How to use it: if a task keeps recurring in your week (writing landing page copy, auditing a page for conversions), grab the matching skill and let it run. Start with the copywriting and CRO ones, which are the most immediately useful.

A practical workflow visual for the ideas in this article.
2. His "Coding for Marketers" companion guide. Not a prompt library exactly, but the on-ramp if the GitHub side feels intimidating. Corey wrote it specifically for marketers who've never touched a terminal. If posts 3 to 5 in this series got you curious about building, this is where to go next. Linked from his site at corey.co.
3. The marketing skills roundups on Composio. Composio keeps a running list of strong marketing skills for Claude, Codex, and similar tools, organised by job: research, writing, design, analytics, CRO. Useful as a directory when you want to see what exists for a specific task rather than installing one big pack.
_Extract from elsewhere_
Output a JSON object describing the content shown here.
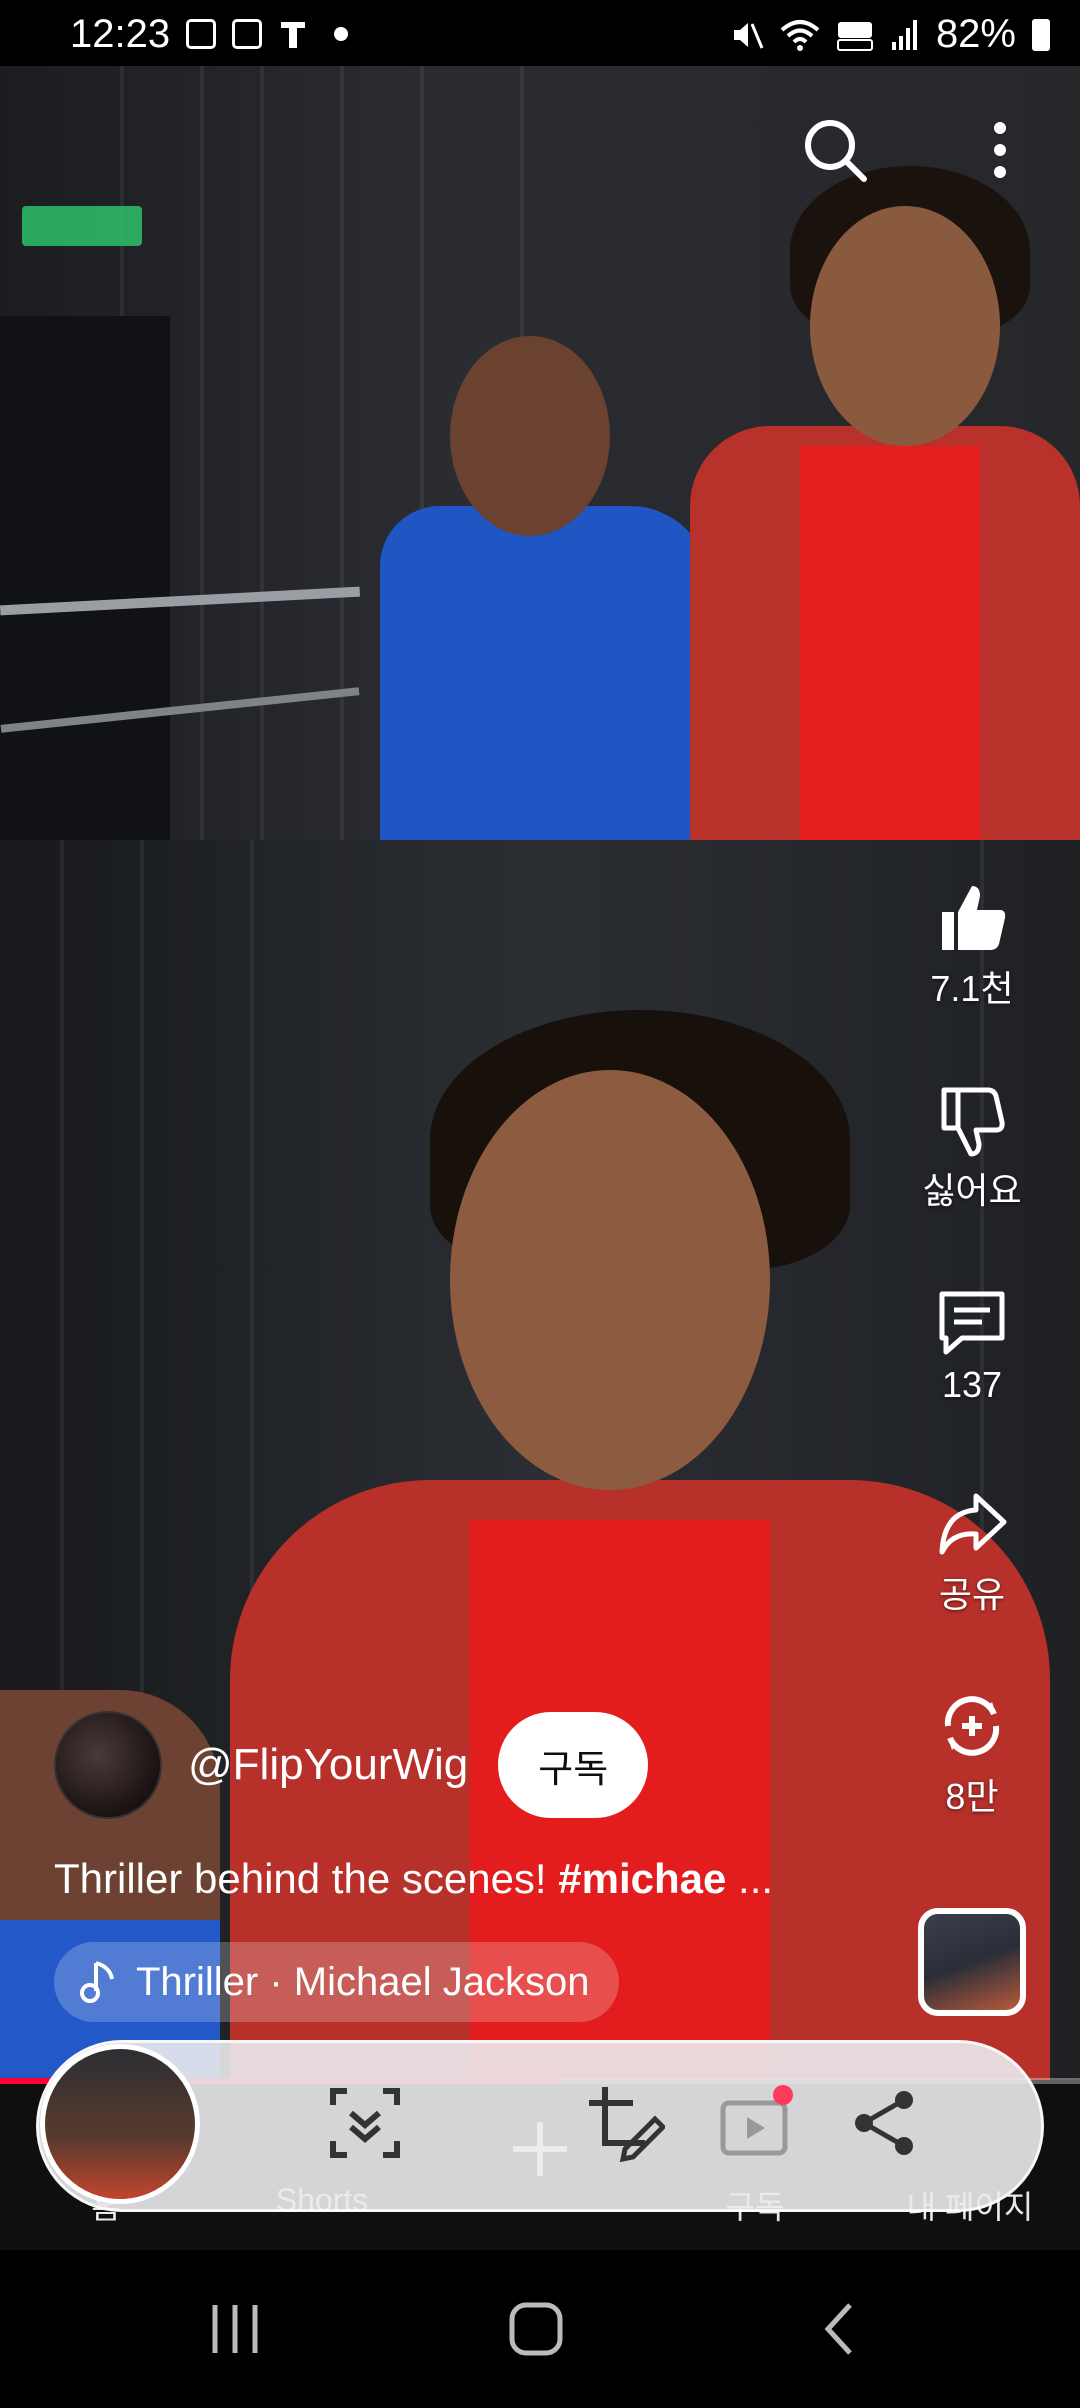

4. Ads-focused skill packs. There are dedicated skills for auditing ad accounts (Google, Meta, Microsoft) that score your account against current benchmarks and hand back a prioritised fix list. If you run your own ads, these are worth a look. The Composio roundup above points to several, including Daniel Agrici's ads skills on GitHub.
5. AEO and GEO skills. As more people search through ChatGPT and Perplexity instead of Google, getting cited by AI matters. Several free skills now optimise content to get picked up by AI answers. Corey's pack includes one, and the Composio directory lists others.
6. Hook and copywriting skill files. Smaller, single-purpose skills that generate headlines and hooks using proven frameworks, labelling each output by the framework it used so you know what you're testing. Good for ad headlines, subject lines, and social openers. Corey's pack covers most of this through its copywriting skill, and the Composio marketing skills directory lists standalone hook and copy skills if you want something more focused. Start with what's in Corey's pack before hunting for a separate one.
7. The mysticaltech fork of Corey's pack. A version of Corey's repo with pre-built files you can upload directly into the Claude app under Settings, Skills, Upload Custom Skill. Handy if you'd rather not run an install command at all.
How to start without overthinking it
Pick one. Corey Haines' pack is the obvious first choice because it's broad and well-made. Install it, then the next time you sit down to write copy or audit a page, let the skill do the first pass. You'll feel the difference immediately: the AI stops being generic and starts working like someone who knows marketing.
You don't need all seven. You need one that saves you time this week. Add more only when you hit a task the first one doesn't cover.
One thing that trips people up: the install instructions on these GitHub pages look technical. Don't let that stop you. If you're not sure how to install one, copy the link, paste it into Claude Code or whatever AI tool you're using, and ask it to install the skill for you. It'll walk you through it or just do it. The same trick works for anything in this series that involves installing from GitHub.